J. Chromatogr. 558, 328-339 (1991). TLC of carbohydrates on silica developed twice with chloroform – acetic acid – water. Detection by spraying with a 50 % solution of sulfuric acid in ethanol followed by heating at 150 °C for 10 min.

J. Planar Chromatogr. 14, 61-62 (2001). HPTLC of glucose and maltose on silica gel, prewashed with dichloromethane - methanol 1:1, with ethyl acetate - acetic acid - methanol - water 12:3:3:2 in a saturated chamber at 24°C and a humidity of 45%. Visualization by spraying with a-naphthol - sulfuric acid reagent and heating at 110°C for approx. 5 min. Quantitative densitometry at 515 nm.

Acta Chromatographica 9, 79-86 (1999). HPTLC (TLC) of glucose, maltose, sucrose and trehalose on silica gel with acetonitrile - water 17:3 and ethyl acetate – acetic acid – methanol – water 12:3:3:2 for three times with chamber saturation; on amino plates with ethyl acetate – pyridine – water – acetic acid 12:6:2:1 and on cellulose plates with ethyl acetate – pyridine – water 2:1:2, both in a non-equilibrated chamber; on RP-18 with tetrahydrofuran – water 44:6 in a pre-equilibrated chamber. All plates were prewashed, e.g. by chromatography with dichloromethane - methanol 1:1. Detection by 4-aminobenzoic acid reagent, 1-naphthol–sulfuric acid reagent or aniline–DPA reagent, each followed by heating at 110 °C for 10 min. The combined results from comparison of hRf values for two different mobile phases on silica gel, on cellulose, amino phase and C18-bonded layers with diverse separation mechanisms, spiking experiments on silica gel, detection with selective reagents, and GC–MS analysis definitely proved the presence of maltose and glucose and the absence of trehalose in digestive gland–gonad complex and hemolymph samples from B. glabrata. Earlier papers reporting the presence of trehalose were undoubtedly in error.

J. Planar Chromatogr. 27, 19-22 (2014). HPTLC of maltose and fructose, dextrose, galactose and mannose on silica gel with ethyl acetate - propionic acid 1:1. Detection by dipping into orcinol solution (250 mg orcinol, 7.5 mL conc. sulfuric acid, 200 mL ethanol, and 50 mL water), followed by heating at 110 ºC for 5-10 min. Quantitative determination by absorbance measurement. The LOD for fructose, dextrose and mannose was 8 μg/zone and for maltose and galactose 2 μg/zone. Selective separation of maltose from other sugars was achieved using a mobile phase more suitable for the environment.

J. Chromatogr. 312, 492-496 (1984). TLC of oligo (D-galactosiduronic acids) obtained by hydrolysis of pectic acid with trichoderma reesei polygalacturonase on microcrystalline cellulose with ethyl acetate - butanol - formic acid-water 1:3:5:2. Detection by spraying with saturated aqueous solution of lead acetate or by dipping the plate in aniline phthalate reagent in acetone. One step development brought about the separation of the monomer and oligomers up to DP 5 within 1 h. With 3 runs oligomers up to DP 9 could be resolved.

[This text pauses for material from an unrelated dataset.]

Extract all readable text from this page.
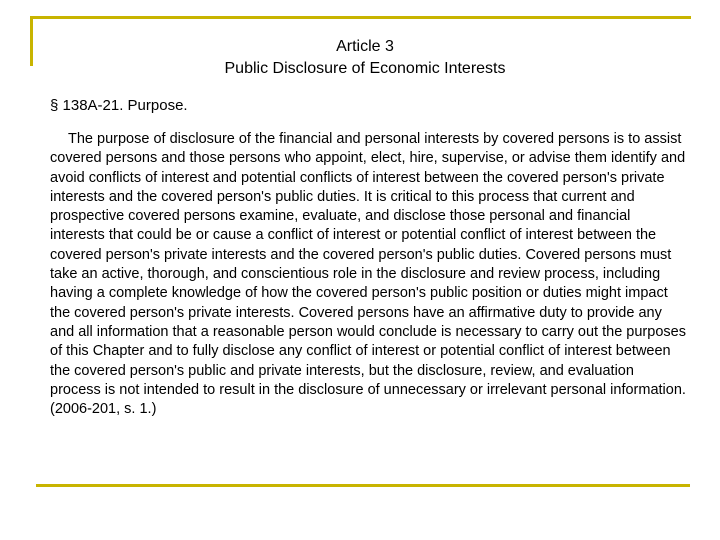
Article 3
Public Disclosure of Economic Interests
§ 138A‑21. Purpose.

The purpose of disclosure of the financial and personal interests by covered persons is to assist covered persons and those persons who appoint, elect, hire, supervise, or advise them identify and avoid conflicts of interest and potential conflicts of interest between the covered person's private interests and the covered person's public duties. It is critical to this process that current and prospective covered persons examine, evaluate, and disclose those personal and financial interests that could be or cause a conflict of interest or potential conflict of interest between the covered person's private interests and the covered person's public duties. Covered persons must take an active, thorough, and conscientious role in the disclosure and review process, including having a complete knowledge of how the covered person's public position or duties might impact the covered person's private interests. Covered persons have an affirmative duty to provide any and all information that a reasonable person would conclude is necessary to carry out the purposes of this Chapter and to fully disclose any conflict of interest or potential conflict of interest between the covered person's public and private interests, but the disclosure, review, and evaluation process is not intended to result in the disclosure of unnecessary or irrelevant personal information. (2006‑201, s. 1.)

J. Biochem. (Tokyo) 102, 291-296 (1987). Description of a method for immobilizing oligosaccharides on TLC plates for immunostaining. HPTLC of oligosaccharides on polyamide or amino-bonded silica and covalent linking to the plate by reductive amination with NaBH3CN. Detection by enzyme immunostaining using NeuGC-specific chicken anti-NeuGC-Lac Cer etc. Detection limit, 0.8 nmol of NeuGC-containing oligosaccharides.

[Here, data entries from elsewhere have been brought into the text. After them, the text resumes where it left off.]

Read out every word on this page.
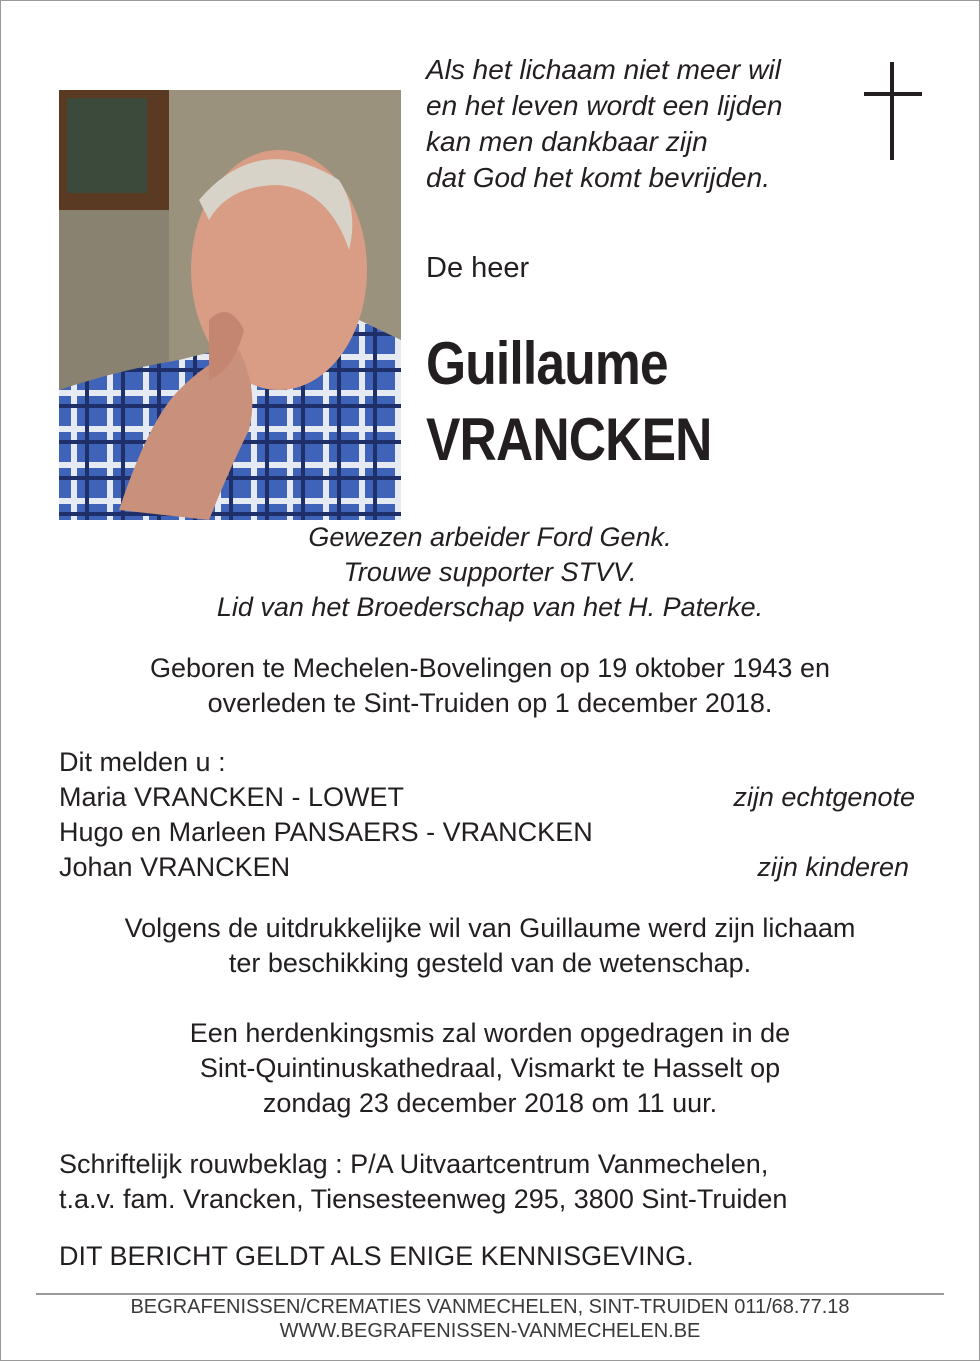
Als het lichaam niet meer wil
en het leven wordt een lijden
kan men dankbaar zijn
dat God het komt bevrijden.
De heer
Guillaume
VRANCKEN
Gewezen arbeider Ford Genk.
Trouwe supporter STVV.
Lid van het Broederschap van het H. Paterke.
Geboren te Mechelen-Bovelingen op 19 oktober 1943 en
overleden te Sint-Truiden op 1 december 2018.
Dit melden u :
Maria VRANCKEN - LOWET	zijn echtgenote
Hugo en Marleen PANSAERS - VRANCKEN
Johan VRANCKEN	zijn kinderen
Volgens de uitdrukkelijke wil van Guillaume werd zijn lichaam
ter beschikking gesteld van de wetenschap.
Een herdenkingsmis zal worden opgedragen in de
Sint-Quintinuskathedraal, Vismarkt te Hasselt op
zondag 23 december 2018 om 11 uur.
Schriftelijk rouwbeklag : P/A Uitvaartcentrum Vanmechelen,
t.a.v. fam. Vrancken, Tiensesteenweg 295, 3800 Sint-Truiden
DIT BERICHT GELDT ALS ENIGE KENNISGEVING.
BEGRAFENISSEN/CREMATIES VANMECHELEN, SINT-TRUIDEN 011/68.77.18
WWW.BEGRAFENISSEN-VANMECHELEN.BE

J. Planar Chromatogr. 4, 77-79 (1991). HPTLC of xylose, 3-o-methylglucose and rhamnose on silica with ethyl acetate – pyridine – acetic acid – water 75:15;10:10 (3 consecutive runs); detection by immersion in amino-benzoic acid reagent. Detection by densitometry in reflectance mode at 400 nm. Determination of method accuracy for 0.4 and 0.8 µg/4 µL of each monosaccharides (mean results of 20 replicate analyses are reported); CV = < 2.7%.

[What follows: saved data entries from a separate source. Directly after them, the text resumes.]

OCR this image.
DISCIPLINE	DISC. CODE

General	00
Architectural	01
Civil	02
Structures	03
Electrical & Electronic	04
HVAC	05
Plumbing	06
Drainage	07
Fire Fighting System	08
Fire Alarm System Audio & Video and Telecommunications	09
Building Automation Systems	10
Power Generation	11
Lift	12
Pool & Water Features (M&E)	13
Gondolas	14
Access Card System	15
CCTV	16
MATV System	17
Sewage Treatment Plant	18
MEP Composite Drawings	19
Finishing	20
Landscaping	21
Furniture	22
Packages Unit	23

Z. Lebensm. Unters. Forsch. A 206, 175-178 (1998). HPTLC of oligosaccharides (e.g. glucose, maltose, maltotriose, maltotetraose, maltopentaose, maltohexaose, maltoheptaose) on silica gel with acetonitrile - 0.02 phosphate buffer 7: 3; the best resolution was achieved after the third development of the plate. Detection by dipping into diphenylalanine-aniline-phosphoric acid reagent, drying and heating to 120°C for 10 min. Densitometry.